5月からiDeCoの60歳以上の加入要件が大幅に緩和されました。60代前半は働くのが当たり前という世の中の流れにキャッチアップする形で、60代になっても会社員や公務員として働き続けている方がiDeCoに加入できるようになりました。

60代前半のiDeCo加入はメリットばかりで、利用できるならば是非活用を、とこれまでもおススメしてきましたが、特に会社の制度として企業型DCに加入している方(以下「企業型DC加入者」という)はメリットが多く、さらに大きいのです。今回は企業型DC加入者の方に絞ってメリットとその活かし方をお伝えしていきます。

メリットその1:税制優遇メリットを受けながら老後資産づくりができる

iDeCoとしては基本のメリットです。具体的なメリット額を挙げながら説明した方がわかりやすいと思うので、企業型DCの加入は60歳までという方が60歳からiDeCoに加入するケースで話を進めていきます。

iDeCoは自分で掛け金を出して自分の老後資金を準備する制度です。この掛金は積立時に全額所得控除になるという税制優遇があるので、積み立てている間、所得税や住民税が軽減されます。60歳以上になって企業型DCを含む企業年金制度に一切入っていないとすればiDeCoの掛け金は月額2万3000円まで積み立て可能です。
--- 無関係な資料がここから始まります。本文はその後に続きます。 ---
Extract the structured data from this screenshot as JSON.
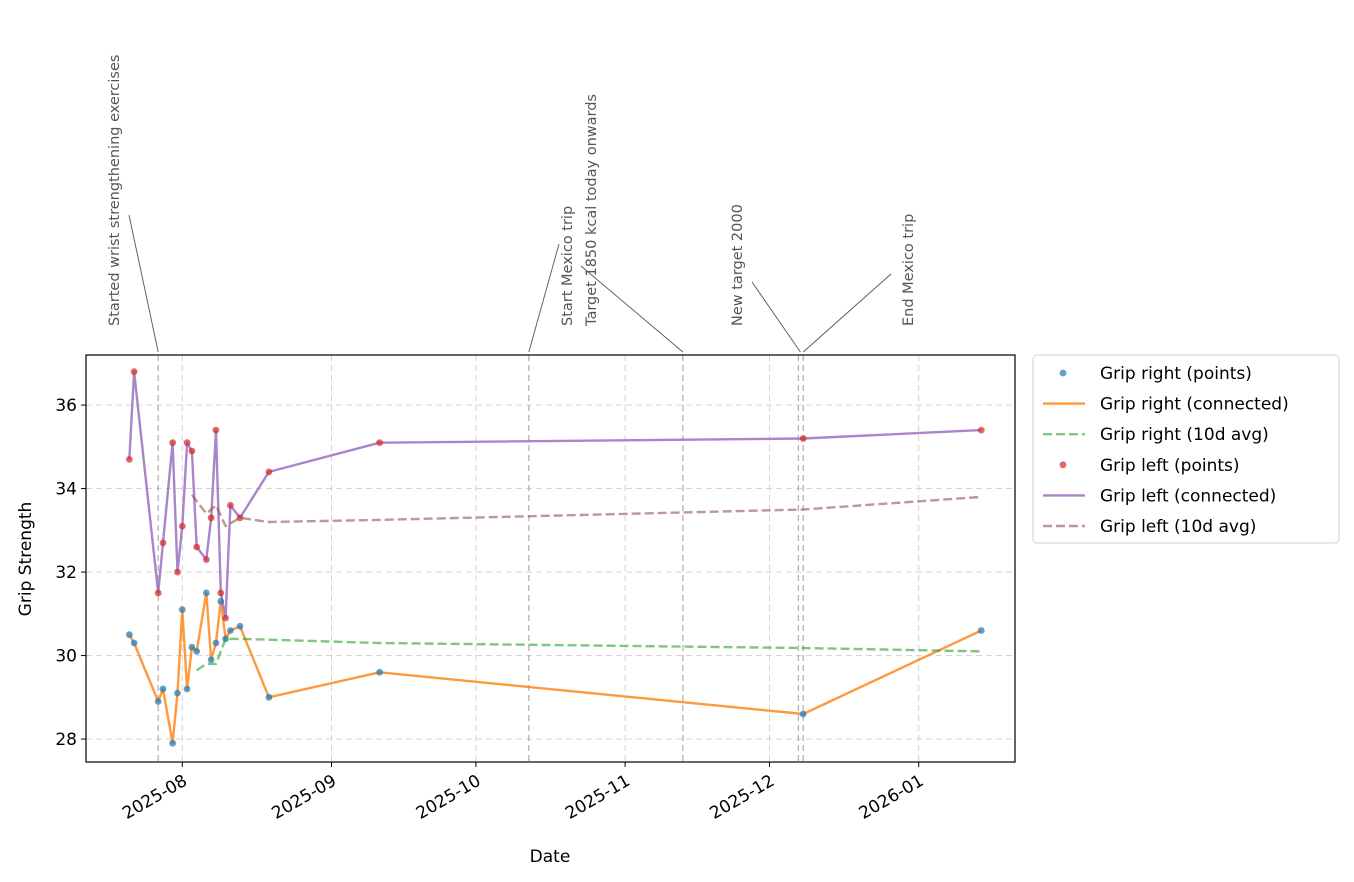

ですから、例えば、課税所得が195万円以上~330万円未満の方が限度額いっぱいの2万3000円を積み立てする場合、所得税と住民税あわせて年間5万5200円の税負担軽減メリットがあります(この計算では令和19年まで加算される復興特別所得税2.1%は加味していません)。これは1年間なので、60歳から即iDeCoに加入し5年間、目いっぱい積み立てすれば所得控除のメリット額は27万6000円にもなります。これは、明らかに大きなメリットです。

メリットその2:60歳以降、いつでも引き出しできる

iDeCoは老後資金を貯めるための制度なので、60歳以降にしか受け取れない、という制約があり、よくデメリットとして取り上げられます。私も若い方たちには、「掛金の所得控除メリットに目がくらんで目いっぱいiDeCoに掛金をつぎ込んでしまうと、60歳前にちょっとまとまったお金が必要なことがあったとしても引き出して使うことはできません。残念なことにならないように、くれぐれも掛け金は無理しないように」と口を酸っぱくして伝えています。ただ、60歳以上でのiDeCo加入、さらには企業型DCに長年加入していた方が60歳以降にiDeCo加入する場合にはこの制約が全くありません。

それは、受け取り開始年齢を判断する60歳時点での確定拠出年金の加入年数は、企業型DCの加入年数とiDeCoの加入年数、さらには、それらの運用指図の期間も合算してカウントされるためです。これらの合計が10年以上であれば60歳以降いつでも受け取り開始可能なのです。つまり、企業型DCに10年以上加入していた方は60歳以降いつでも受け取りたいと思ったときにiDeCoの受け取りをすることができます。ですから、企業型DCの加入期間が10年ある方であれば、一つ目のメリットを最大限生かすためにも、上限に近い掛金額で積み立てすることを検討したらいいのではないかと私は思います。